Ce qu'il faut retenir

  • Les Bulgares se rendent en Grèce pour faire leurs courses, les prix étant jusqu'à 30% moins chers qu'en Bulgarie.
  • Les produits les plus prisés sont l'huile d'olive, les produits laitiers et les fruits de mer, moins chers de 20 à 30% par rapport aux magasins bulgares.
  • Cette tendance est particulièrement marquée pour des produits comme l'huile d'olive, le fromage de brebis, les produits de la pêche, les olives, les yaourts grecs, les légumes et fruits de saison.

Contexte et historique

Cette migration temporaire des consommateurs bulgares vers la Grèce met en lumière une disparité de prix significative entre les deux pays.
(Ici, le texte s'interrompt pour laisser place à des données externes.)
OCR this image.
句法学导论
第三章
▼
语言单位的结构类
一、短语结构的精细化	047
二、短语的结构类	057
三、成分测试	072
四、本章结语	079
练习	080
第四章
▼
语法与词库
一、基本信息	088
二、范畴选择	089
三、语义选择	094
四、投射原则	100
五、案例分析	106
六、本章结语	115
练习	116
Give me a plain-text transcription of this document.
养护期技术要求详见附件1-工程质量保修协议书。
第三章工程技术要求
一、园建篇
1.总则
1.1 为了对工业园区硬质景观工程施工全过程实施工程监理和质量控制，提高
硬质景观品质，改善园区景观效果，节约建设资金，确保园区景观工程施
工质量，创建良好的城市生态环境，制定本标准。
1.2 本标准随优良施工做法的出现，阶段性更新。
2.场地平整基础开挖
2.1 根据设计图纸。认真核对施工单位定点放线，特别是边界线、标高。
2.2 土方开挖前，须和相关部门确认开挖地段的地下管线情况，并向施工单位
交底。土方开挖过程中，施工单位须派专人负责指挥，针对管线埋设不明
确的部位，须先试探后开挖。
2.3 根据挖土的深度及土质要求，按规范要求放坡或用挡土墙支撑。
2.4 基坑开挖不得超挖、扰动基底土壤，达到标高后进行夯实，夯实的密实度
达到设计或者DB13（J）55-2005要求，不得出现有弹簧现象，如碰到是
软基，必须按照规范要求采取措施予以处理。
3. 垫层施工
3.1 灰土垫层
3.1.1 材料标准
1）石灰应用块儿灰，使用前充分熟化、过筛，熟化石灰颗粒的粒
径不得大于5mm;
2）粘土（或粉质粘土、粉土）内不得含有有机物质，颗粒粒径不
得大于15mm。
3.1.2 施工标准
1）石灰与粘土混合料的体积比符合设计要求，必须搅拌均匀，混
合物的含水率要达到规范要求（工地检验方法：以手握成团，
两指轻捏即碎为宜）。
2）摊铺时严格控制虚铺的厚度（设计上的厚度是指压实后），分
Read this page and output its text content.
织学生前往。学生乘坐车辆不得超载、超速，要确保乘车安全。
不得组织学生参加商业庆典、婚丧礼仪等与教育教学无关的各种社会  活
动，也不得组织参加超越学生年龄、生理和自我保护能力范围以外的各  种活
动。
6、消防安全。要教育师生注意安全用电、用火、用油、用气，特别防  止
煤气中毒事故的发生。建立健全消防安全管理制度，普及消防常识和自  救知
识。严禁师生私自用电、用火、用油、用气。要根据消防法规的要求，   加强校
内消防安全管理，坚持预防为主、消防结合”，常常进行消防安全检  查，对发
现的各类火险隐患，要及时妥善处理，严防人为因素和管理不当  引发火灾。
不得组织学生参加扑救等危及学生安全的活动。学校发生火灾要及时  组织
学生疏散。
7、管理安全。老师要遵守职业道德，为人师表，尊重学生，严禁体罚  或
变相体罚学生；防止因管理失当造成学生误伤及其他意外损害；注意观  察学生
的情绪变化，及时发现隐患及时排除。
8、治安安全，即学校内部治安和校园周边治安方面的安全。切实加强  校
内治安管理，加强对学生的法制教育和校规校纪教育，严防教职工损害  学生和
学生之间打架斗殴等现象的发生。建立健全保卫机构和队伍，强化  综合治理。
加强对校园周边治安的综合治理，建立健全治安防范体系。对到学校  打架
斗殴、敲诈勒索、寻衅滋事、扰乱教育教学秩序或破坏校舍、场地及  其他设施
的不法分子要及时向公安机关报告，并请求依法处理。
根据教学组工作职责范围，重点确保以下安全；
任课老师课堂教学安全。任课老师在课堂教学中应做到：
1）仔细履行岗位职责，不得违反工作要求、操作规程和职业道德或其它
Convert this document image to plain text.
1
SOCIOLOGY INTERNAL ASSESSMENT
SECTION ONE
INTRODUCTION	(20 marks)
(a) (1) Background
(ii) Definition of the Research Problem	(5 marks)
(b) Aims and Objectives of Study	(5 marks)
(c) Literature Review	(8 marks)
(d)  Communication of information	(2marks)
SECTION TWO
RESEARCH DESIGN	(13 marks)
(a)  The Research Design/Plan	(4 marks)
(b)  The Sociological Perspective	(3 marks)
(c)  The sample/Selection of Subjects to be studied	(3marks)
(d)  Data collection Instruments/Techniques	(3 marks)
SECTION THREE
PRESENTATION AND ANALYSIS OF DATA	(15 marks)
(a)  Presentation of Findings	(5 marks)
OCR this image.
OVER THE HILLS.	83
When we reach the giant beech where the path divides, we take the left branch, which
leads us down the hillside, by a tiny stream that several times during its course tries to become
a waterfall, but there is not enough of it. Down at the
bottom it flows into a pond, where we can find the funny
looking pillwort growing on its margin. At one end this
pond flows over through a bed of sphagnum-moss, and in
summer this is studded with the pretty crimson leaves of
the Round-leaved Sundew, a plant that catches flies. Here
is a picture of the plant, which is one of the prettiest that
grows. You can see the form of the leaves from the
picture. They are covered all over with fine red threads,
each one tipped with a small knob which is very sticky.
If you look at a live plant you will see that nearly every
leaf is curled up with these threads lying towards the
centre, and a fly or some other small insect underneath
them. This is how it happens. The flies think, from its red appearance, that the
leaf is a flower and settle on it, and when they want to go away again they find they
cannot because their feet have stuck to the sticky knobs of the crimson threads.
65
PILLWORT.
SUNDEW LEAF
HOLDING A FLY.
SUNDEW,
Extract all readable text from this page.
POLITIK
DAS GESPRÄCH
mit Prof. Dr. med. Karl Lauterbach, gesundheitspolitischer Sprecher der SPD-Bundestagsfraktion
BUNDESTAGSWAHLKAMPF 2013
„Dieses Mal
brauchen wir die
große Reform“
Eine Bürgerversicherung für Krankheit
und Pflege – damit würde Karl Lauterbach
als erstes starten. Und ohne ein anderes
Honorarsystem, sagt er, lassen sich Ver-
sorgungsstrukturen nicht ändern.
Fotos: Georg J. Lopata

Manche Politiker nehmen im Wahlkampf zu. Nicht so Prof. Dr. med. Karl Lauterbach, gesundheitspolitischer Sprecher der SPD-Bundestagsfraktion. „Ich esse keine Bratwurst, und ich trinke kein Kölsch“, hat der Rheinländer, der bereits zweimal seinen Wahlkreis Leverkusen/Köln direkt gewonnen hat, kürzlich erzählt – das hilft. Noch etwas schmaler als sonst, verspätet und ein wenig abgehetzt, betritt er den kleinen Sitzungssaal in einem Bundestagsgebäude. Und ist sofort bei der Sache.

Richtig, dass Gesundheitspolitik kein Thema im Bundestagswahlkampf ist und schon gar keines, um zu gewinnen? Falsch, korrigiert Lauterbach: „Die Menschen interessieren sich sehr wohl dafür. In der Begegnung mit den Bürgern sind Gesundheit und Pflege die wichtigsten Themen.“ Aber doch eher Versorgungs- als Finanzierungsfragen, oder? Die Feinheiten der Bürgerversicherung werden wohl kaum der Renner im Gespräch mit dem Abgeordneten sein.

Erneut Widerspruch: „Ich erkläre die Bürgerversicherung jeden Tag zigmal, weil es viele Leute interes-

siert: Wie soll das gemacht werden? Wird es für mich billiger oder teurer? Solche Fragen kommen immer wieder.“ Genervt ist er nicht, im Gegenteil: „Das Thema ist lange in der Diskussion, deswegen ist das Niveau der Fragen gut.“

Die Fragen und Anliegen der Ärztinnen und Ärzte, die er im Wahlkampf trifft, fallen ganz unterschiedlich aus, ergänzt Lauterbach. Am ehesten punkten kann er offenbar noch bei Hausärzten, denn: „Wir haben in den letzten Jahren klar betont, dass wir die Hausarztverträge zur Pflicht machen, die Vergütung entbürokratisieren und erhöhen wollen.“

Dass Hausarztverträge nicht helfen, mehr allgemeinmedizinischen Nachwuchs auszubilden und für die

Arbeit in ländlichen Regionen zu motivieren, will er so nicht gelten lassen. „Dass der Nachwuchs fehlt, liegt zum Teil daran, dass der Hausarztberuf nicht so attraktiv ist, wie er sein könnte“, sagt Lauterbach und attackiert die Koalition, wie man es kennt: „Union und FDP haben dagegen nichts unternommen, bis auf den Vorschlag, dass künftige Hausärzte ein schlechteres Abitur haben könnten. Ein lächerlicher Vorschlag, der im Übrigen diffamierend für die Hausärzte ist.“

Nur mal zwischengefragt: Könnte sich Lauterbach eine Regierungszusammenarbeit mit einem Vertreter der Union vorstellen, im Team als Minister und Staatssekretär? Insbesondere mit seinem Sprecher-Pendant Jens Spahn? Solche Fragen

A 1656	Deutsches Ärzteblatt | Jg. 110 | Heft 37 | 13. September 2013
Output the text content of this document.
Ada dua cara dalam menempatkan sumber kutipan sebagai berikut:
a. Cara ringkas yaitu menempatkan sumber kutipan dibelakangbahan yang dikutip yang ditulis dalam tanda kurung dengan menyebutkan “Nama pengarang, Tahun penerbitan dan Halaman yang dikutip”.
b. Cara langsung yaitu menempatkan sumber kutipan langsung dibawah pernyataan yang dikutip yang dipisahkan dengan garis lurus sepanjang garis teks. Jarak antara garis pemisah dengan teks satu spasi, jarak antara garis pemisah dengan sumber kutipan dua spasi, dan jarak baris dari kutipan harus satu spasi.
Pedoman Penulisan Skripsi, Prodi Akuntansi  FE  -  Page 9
En effet, un litre d'huile d'olive qui coûte 8,50 euros à Serres, en Grèce, atteint environ 12,50 euros dans les supermarchés bulgares. De même, le fromage de brebis est vendu entre 10,50 et 12,50 euros à Serres, contre 12 à 14,50 euros en Bulgarie, marquant une différence de prix de 14%.

Réactions et conséquences

Cette pratique d'achat transfrontalière souligne les disparités économiques entre la Bulgarie et la Grèce, offrant aux consommateurs bulgares une alternative attractive pour leur pouvoir d'achat. Cependant, elle interroge également sur les politiques tarifaires et les conditions économiques internes des deux pays.

Et maintenant ?

Il reste à voir comment les autorités bulgares et grecques réagiront à cette nouvelle tendance d'achat transfrontalière et si des mesures seront prises pour équilibrer les prix et soutenir les commerces locaux.

En conclusion, l'adoption de l'euro a engendré des changements inattendus dans les habitudes de consommation des Bulgares, les poussant à chercher des alternatives pour faire des économies sur leurs achats du quotidien.